European stocks closed lower Tuesday amid renewed fears of a euro zone break-up risk in Italy and political turmoil in Spain.
The pan-European Stoxx 600 closed 1.37 percent lower provisionally, with all major bourses and every sector apart from oil in negative territory.
Among national indexes, Italy's FTSE MIB fell 2.65 percent, amid renewed political pain. The euro zone's third-largest economy has been without a government since an inconclusive vote in early March, with anti-establishment political groups abandoning their efforts to form a coalition over the weekend amid a dispute with the country's head of state.
Meanwhile, Spain's IBEX 35 was also off by almost 2.5 percent following news the country's Prime Minister, Mariano Rajoy, is due to face a confidence vote over his leadership on Friday. The announcement compounded political volatility in southern Europe.
Europe's banking index led the losses Tuesday, off almost 3.2 percent, on pace for its worst day since August 2, 2016. Spanish lenders Banco Santander and Caixabank and Italian lender Unicredit were among the worst performers in the sector.
Looking at individual stocks, Dixons Carphone tumbled to the bottom of the European benchmark after it issued a profit warning. The British retailer said profit would fall by 21 percent in the current year, with 92 standalone stores also set to close. Its shares were more than 20.7 percent lower on the news.

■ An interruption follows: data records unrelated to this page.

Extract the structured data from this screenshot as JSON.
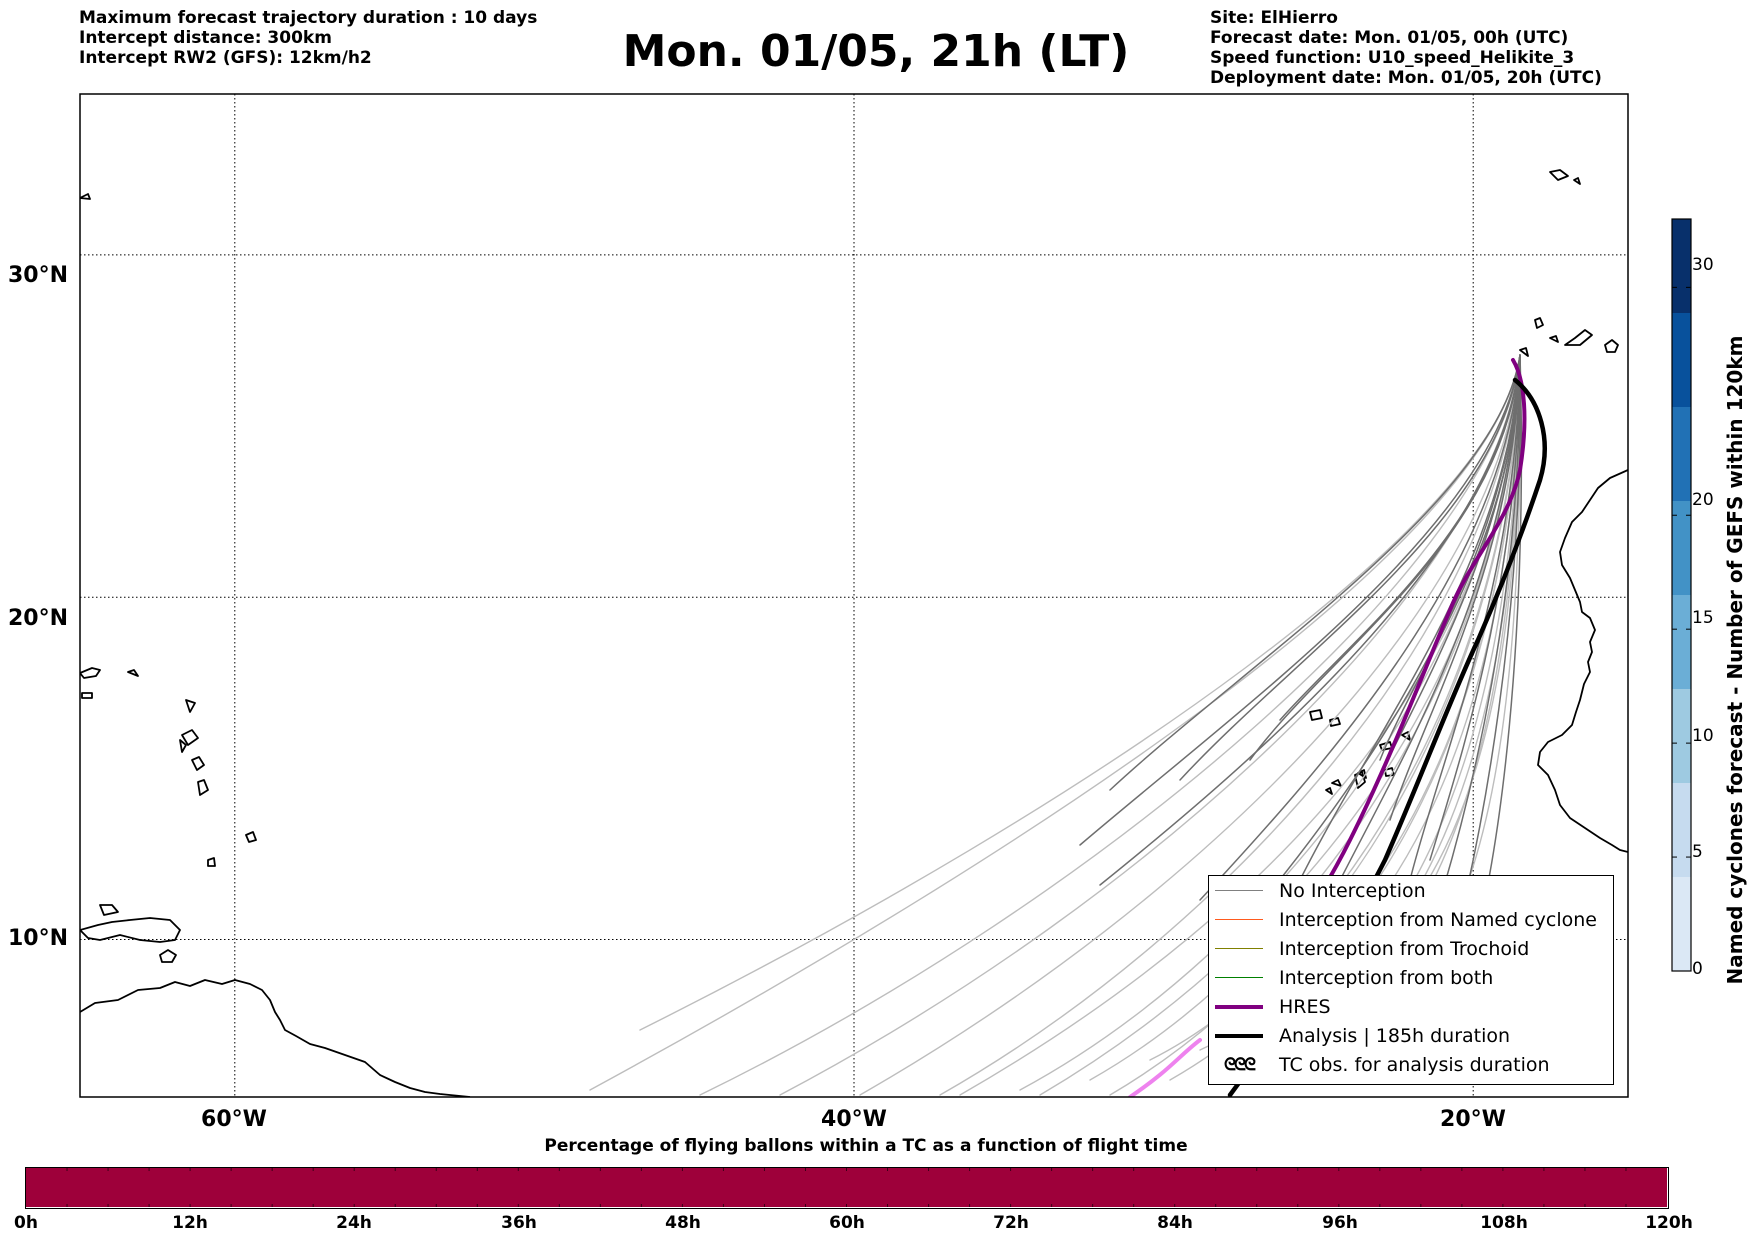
{
  "header": {
    "left_lines": [
      "Maximum forecast trajectory duration : 10 days",
      "Intercept distance: 300km",
      "Intercept RW2 (GFS):  12km/h2"
    ],
    "title": "Mon. 01/05, 21h (LT)",
    "right_lines": [
      "Site: ElHierro",
      "Forecast date: Mon. 01/05, 00h (UTC)",
      "Speed function: U10_speed_Helikite_3",
      "Deployment date: Mon. 01/05, 20h (UTC)"
    ]
  },
  "map": {
    "lat_labels": [
      "30°N",
      "20°N",
      "10°N"
    ],
    "lon_labels": [
      "60°W",
      "40°W",
      "20°W"
    ],
    "lat_values": [
      30,
      20,
      10
    ],
    "lon_values": [
      -60,
      -40,
      -20
    ],
    "extent": {
      "lon_min": -65,
      "lon_max": -15,
      "lat_min": 5.4,
      "lat_max": 34.7
    }
  },
  "legend": {
    "items": [
      {
        "label": "No Interception",
        "color": "#808080",
        "kind": "thin"
      },
      {
        "label": "Interception from Named cyclone",
        "color": "#ff5a1e",
        "kind": "thin"
      },
      {
        "label": "Interception from Trochoid",
        "color": "#808000",
        "kind": "thin"
      },
      {
        "label": "Interception from both",
        "color": "#008000",
        "kind": "thin"
      },
      {
        "label": "HRES",
        "color": "#800080",
        "kind": "thick"
      },
      {
        "label": "Analysis | 185h duration",
        "color": "#000000",
        "kind": "thick"
      },
      {
        "label": "TC obs. for analysis duration",
        "color": "#000000",
        "kind": "symbol",
        "symbol": "ᘓᘓᘓ"
      }
    ]
  },
  "colorbar": {
    "title": "Named cyclones forecast - Number of GEFS within 120km",
    "ticks": [
      "0",
      "5",
      "10",
      "15",
      "20",
      "30"
    ],
    "tick_values": [
      0,
      5,
      10,
      15,
      20,
      30
    ],
    "max": 33,
    "colors": [
      "#dbe8f5",
      "#c6dbef",
      "#9ecae1",
      "#6baed6",
      "#4292c6",
      "#2171b5",
      "#08519c",
      "#08306b"
    ]
  },
  "bottom_bar": {
    "title": "Percentage of flying ballons within a TC as a function of flight time",
    "ticks": [
      "0h",
      "12h",
      "24h",
      "36h",
      "48h",
      "60h",
      "72h",
      "84h",
      "96h",
      "108h",
      "120h"
    ],
    "fill_color": "#9e003a",
    "segments": 40
  }
}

On Wall Street, stocks traded lower on fears that instability could return to the euro zone. The single currency was seen trading at $1.1555, down 0.58 percent.
On the data front, Italian consumer confidence fell in May to 113.7 points, down from 116.9 the previous month, while French consumer confidence stood at 100 points, unchanged from the April level.
Elsewhere, oil prices fell Tuesday, amid rising expectations that major producers could soon reverse some of their ongoing production cuts. Brent crude traded at around $74.94, down almost half a percent while U.S. WTI stood at $66.34, down more than 2 percent.